The potential impact is profound. There is no healthcare without healthcare workers: loss of staff due to attrition, burnout or retirement can have serious implications—in terms of costs to recruit new talent and capacity to deliver on demand. Following COVID, the threat is very real as people re-examine their career choices. However, the data suggests that health leaders, while concerned about workforce wellness, are looking beyond the pandemic.
In terms of mitigating burnout, more than two-thirds of CEOs (69 percent) have programs in place to listen to their staffers’ needs and learn where they need support – but clearly more can be done. More than two-thirds (67 percent) said they’re embracing partnerships in which external providers can take on more duties, alleviating overwork and allowing providers to focus on their core duties, where they can add the most value according to their expertise. This may be a necessary measure to add capacity to the workforce, but also may require re-thinking and expanding what the workforce looks like.

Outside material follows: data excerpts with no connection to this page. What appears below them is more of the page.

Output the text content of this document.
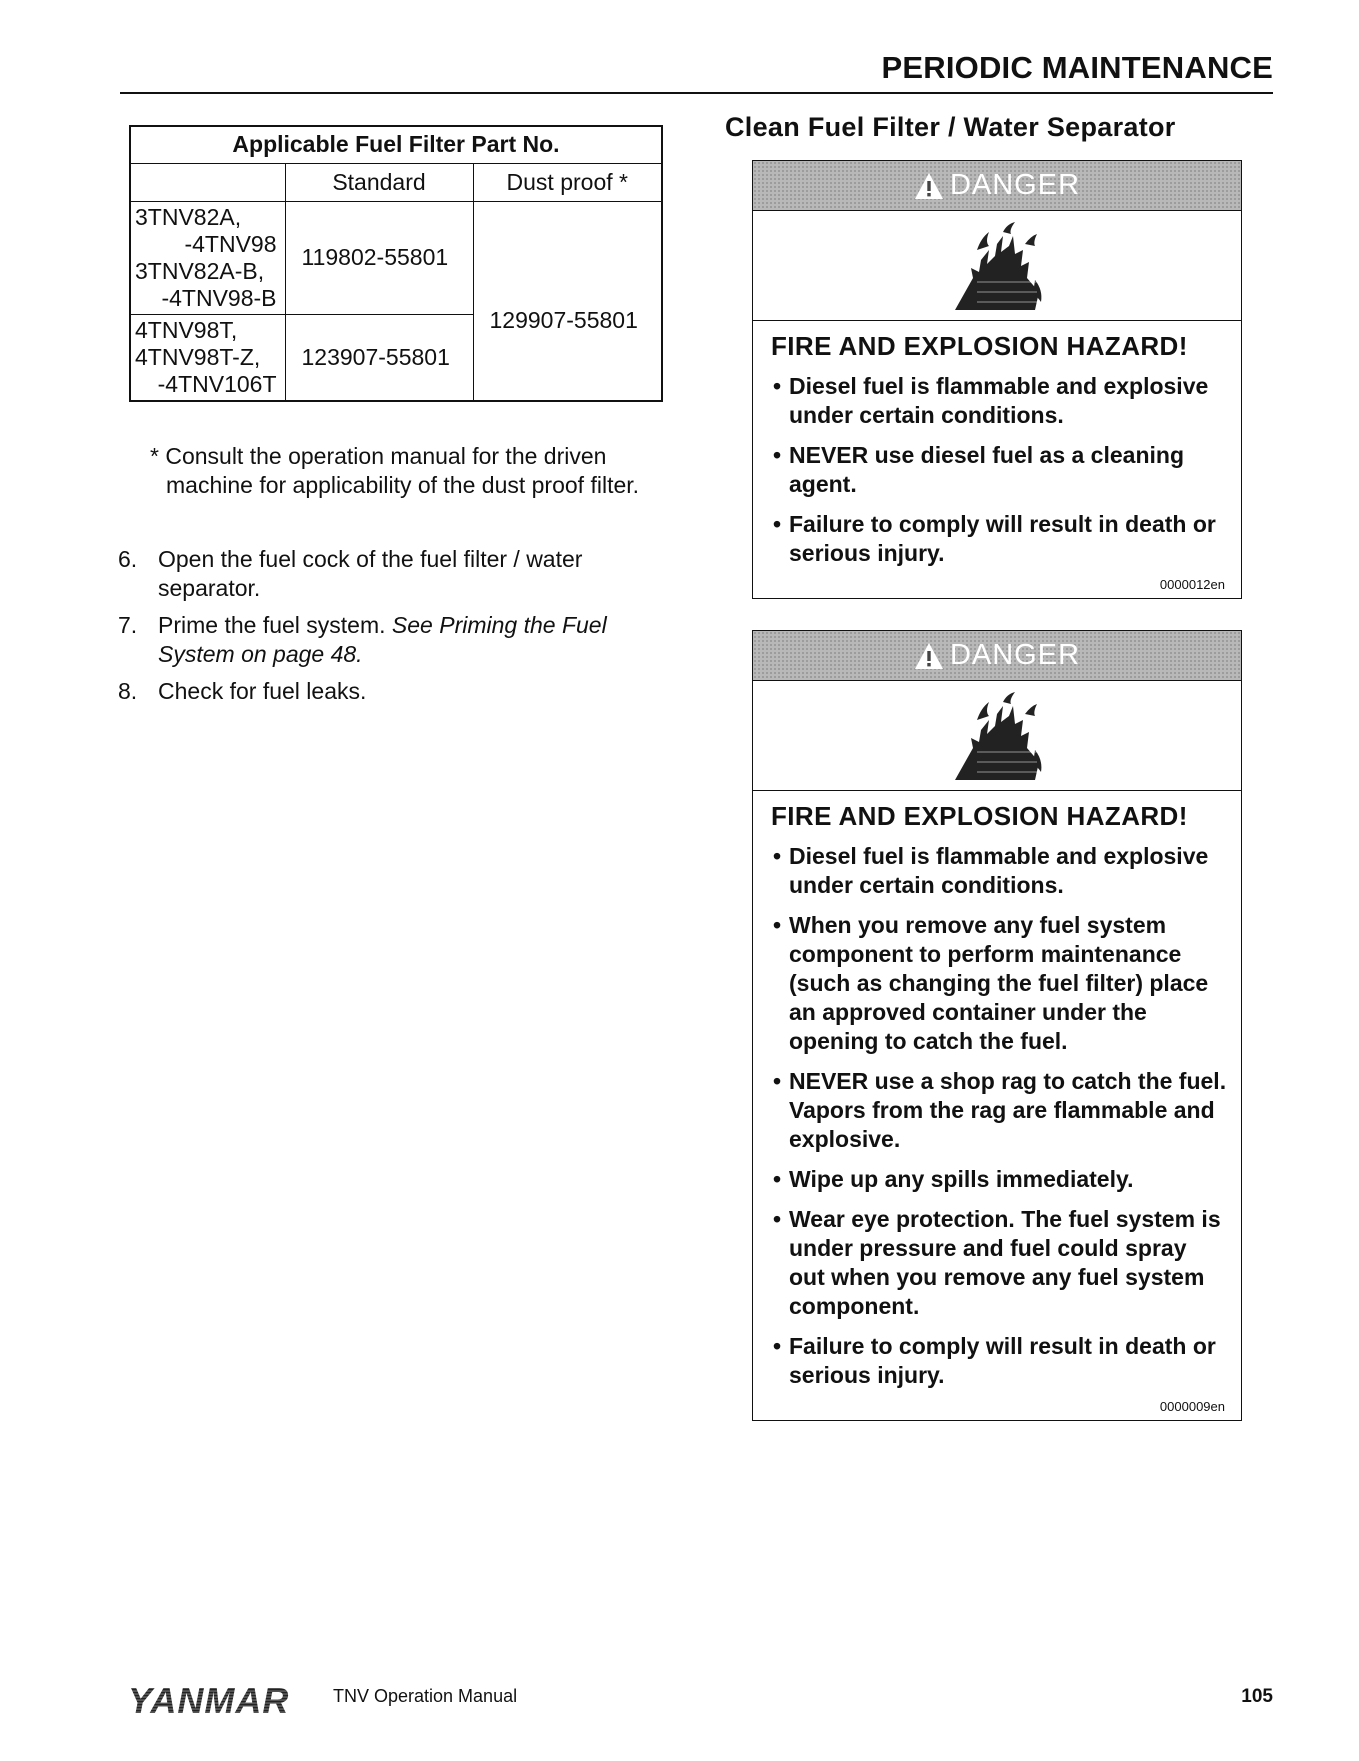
PERIODIC MAINTENANCE
Applicable Fuel Filter Part No.		
	Standard	Dust proof *

3TNV82A,
-4TNV98
3TNV82A-B,
-4TNV98-B	119802-55801	129907-55801

4TNV98T,
4TNV98T-Z,
-4TNV106T	123907-55801	
* Consult the operation manual for the driven
machine for applicability of the dust proof filter.
6. Open the fuel cock of the fuel filter / water separator.
7. Prime the fuel system. See Priming the Fuel System on page 48.
8. Check for fuel leaks.
Clean Fuel Filter / Water Separator
DANGER
FIRE AND EXPLOSION HAZARD!
• Diesel fuel is flammable and explosive under certain conditions.
• NEVER use diesel fuel as a cleaning agent.
• Failure to comply will result in death or serious injury.
0000012en
DANGER
FIRE AND EXPLOSION HAZARD!
• Diesel fuel is flammable and explosive under certain conditions.
• When you remove any fuel system component to perform maintenance (such as changing the fuel filter) place an approved container under the opening to catch the fuel.
• NEVER use a shop rag to catch the fuel. Vapors from the rag are flammable and explosive.
• Wipe up any spills immediately.
• Wear eye protection. The fuel system is under pressure and fuel could spray out when you remove any fuel system component.
• Failure to comply will result in death or serious injury.
0000009en
YANMAR TNV Operation Manual	105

“It’s a system that is very hard to transform and change. You don’t have many levers and we cannot produce personnel quickly. We’ve got a huge amount of work going into inclusion and diversity, which mirrors what’s going on in the system. But what really worries me over the next couple of years is how to rebuild our workforce to be able to maintain access to healthcare for those who will need it.”
Sarah Downey
President and CEO Michael Garron Hospital
(Canada)
The point, of course, isn’t to deprioritize patient satisfaction. It’s important to recognize that the two are inextricably linked – organizations can’t deliver on patient outcomes without the people who get that done – perhaps the best way to reconcile the two is by creating a culture like the one at Mayo Clinic. “Everyone in the organization works towards helping patients get better. It’s unbelievably personal – if you reached out to me for help, I will find an answer for you,” says Dr. Decker, President, Mayo Clinic International. He explains the depth of that personal relationship further, noting: “We ask our staff to imagine the patient is your family. Imagine you’re the patient. Then deliver to that standard of care.”
Key takeaways
Health leaders are currently focused on getting ‘more blood from the stone’ from their existing workforces, but the reality is that leaders will need to focus on treating existing staff better while building a ‘pipeline’ of future labor.
Workforce concerns are a long-term play given that supply is limited, and their recruitment, training and deployment spans many years.
To deliver customer-centric experiences, workforces are the interface and embodiment of that ethos; sacrificing workforce in the name of efficiency can do more harm than good.
How to take action
Workforce should be a core pillar of health leaders’ strategies and requires both a current and long-term perspective – from a culture, capacity, and technology perspective. Patient-centricity is driven by workforce culture, which needs to be led from the top. Meanwhile, capacity can be addressed using a ‘workforce shaping’ approach - assessing current capacity, future demand and potential labor-mix needs. Further, workforce and digital strategies should be intertwined – factoring in how one impacts the other, and how workforces will need to be augmented with new roles and existing staff trained in new ways of working with technology.